Adds Mike Fate, “Numbers always help. If you have a number of businesses with millions of dollars of premium offered to an insurance company vs. $50,000, the insurance company has what’s called a spread of risk and can be more flexible. Another factor is that some insurance companies might have more expertise or comfort level [with particular manufacturers] than others. Or maybe they already write a number of manufacturers with similar products.

“Our job is to dig and scratch and find those companies. The problem is, it changes almost daily. What somebody did last week doesn’t mean they’ll do it this week. That’s the chaos. It’s stressful. Underwriters have stacks of files on their desks, and they can only do one at a time.”

What to Expect

“How long will the cycle last?” asks Fate. “That’s the 64 million dollar question. I envision another couple of years. I don’t think rate increases will be as drastic as the first go-around. We’re probably already 18 months to two years in this insurance cycle. People have already had one renewal, and some possibly two. As insurance companies get comfortable with their book of business, the rate increases won’t be as dramatic.”

Adds Liberty, “You can almost guarantee that at some point in time in the future, the pendulum will swing back. Prices may not go down, but they won’t go up meteorically, like they have. And more companies will get back into [the products liability business]. It’ll be much more competitive.

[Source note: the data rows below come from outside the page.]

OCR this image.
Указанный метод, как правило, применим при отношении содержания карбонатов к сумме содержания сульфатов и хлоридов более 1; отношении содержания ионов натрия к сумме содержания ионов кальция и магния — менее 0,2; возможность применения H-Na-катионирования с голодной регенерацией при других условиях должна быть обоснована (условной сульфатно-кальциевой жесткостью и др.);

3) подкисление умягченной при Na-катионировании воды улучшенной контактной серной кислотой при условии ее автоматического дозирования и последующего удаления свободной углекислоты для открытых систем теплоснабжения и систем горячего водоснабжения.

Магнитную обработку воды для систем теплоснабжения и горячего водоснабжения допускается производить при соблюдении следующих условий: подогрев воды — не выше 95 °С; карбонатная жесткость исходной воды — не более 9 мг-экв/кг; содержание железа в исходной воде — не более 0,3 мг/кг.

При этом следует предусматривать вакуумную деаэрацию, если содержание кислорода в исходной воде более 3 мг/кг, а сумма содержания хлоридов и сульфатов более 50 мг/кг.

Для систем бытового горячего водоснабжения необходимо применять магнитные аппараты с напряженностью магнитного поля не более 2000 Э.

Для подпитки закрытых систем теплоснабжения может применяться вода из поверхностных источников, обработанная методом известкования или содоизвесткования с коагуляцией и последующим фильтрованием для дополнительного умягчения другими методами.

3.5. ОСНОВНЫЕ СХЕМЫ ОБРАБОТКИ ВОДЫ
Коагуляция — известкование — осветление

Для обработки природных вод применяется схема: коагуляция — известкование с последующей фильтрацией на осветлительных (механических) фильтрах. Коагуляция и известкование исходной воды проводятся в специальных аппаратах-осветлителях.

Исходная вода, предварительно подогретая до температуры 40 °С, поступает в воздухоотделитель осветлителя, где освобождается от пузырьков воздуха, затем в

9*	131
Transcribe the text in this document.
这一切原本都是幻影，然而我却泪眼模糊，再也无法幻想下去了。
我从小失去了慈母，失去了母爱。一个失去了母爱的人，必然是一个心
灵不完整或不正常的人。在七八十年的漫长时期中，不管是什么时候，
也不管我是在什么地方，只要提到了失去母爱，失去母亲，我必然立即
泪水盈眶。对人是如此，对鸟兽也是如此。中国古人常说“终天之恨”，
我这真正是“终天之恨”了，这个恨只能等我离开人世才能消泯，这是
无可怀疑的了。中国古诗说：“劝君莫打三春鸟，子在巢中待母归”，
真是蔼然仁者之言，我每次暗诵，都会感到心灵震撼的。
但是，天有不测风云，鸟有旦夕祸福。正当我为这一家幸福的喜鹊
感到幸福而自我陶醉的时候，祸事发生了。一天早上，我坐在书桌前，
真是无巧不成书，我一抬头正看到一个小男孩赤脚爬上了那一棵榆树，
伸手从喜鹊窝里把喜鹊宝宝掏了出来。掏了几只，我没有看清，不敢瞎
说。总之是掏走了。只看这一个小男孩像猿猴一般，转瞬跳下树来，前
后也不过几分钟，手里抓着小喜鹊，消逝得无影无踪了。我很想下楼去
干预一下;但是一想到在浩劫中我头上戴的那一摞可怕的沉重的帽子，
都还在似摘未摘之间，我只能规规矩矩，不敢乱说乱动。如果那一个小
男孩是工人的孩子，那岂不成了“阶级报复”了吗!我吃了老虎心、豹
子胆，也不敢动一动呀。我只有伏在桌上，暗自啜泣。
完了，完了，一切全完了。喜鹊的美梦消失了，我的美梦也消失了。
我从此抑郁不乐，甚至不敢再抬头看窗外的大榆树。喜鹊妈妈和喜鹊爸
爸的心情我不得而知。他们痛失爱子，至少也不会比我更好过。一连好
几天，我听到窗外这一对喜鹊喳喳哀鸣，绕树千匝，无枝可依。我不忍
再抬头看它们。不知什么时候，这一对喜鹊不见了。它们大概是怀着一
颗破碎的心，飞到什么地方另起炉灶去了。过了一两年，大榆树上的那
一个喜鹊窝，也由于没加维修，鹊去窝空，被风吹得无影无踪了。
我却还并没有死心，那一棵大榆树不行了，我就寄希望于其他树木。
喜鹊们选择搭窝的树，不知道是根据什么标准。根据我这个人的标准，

“It’s frustrating to us who are agents in the field,” he continues. “In most other industries, clients can accept and budget for a 5 or 10 percent cost-of-living price increase every year.” But in the insurance industry, clients can see premiums rise exponentially almost overnight, as insurance companies try to make up for consecutive years of losing money, he says. “The insured is the one getting slapped real hard. But if the past is any indication, the pendulum will swing at some point in time.”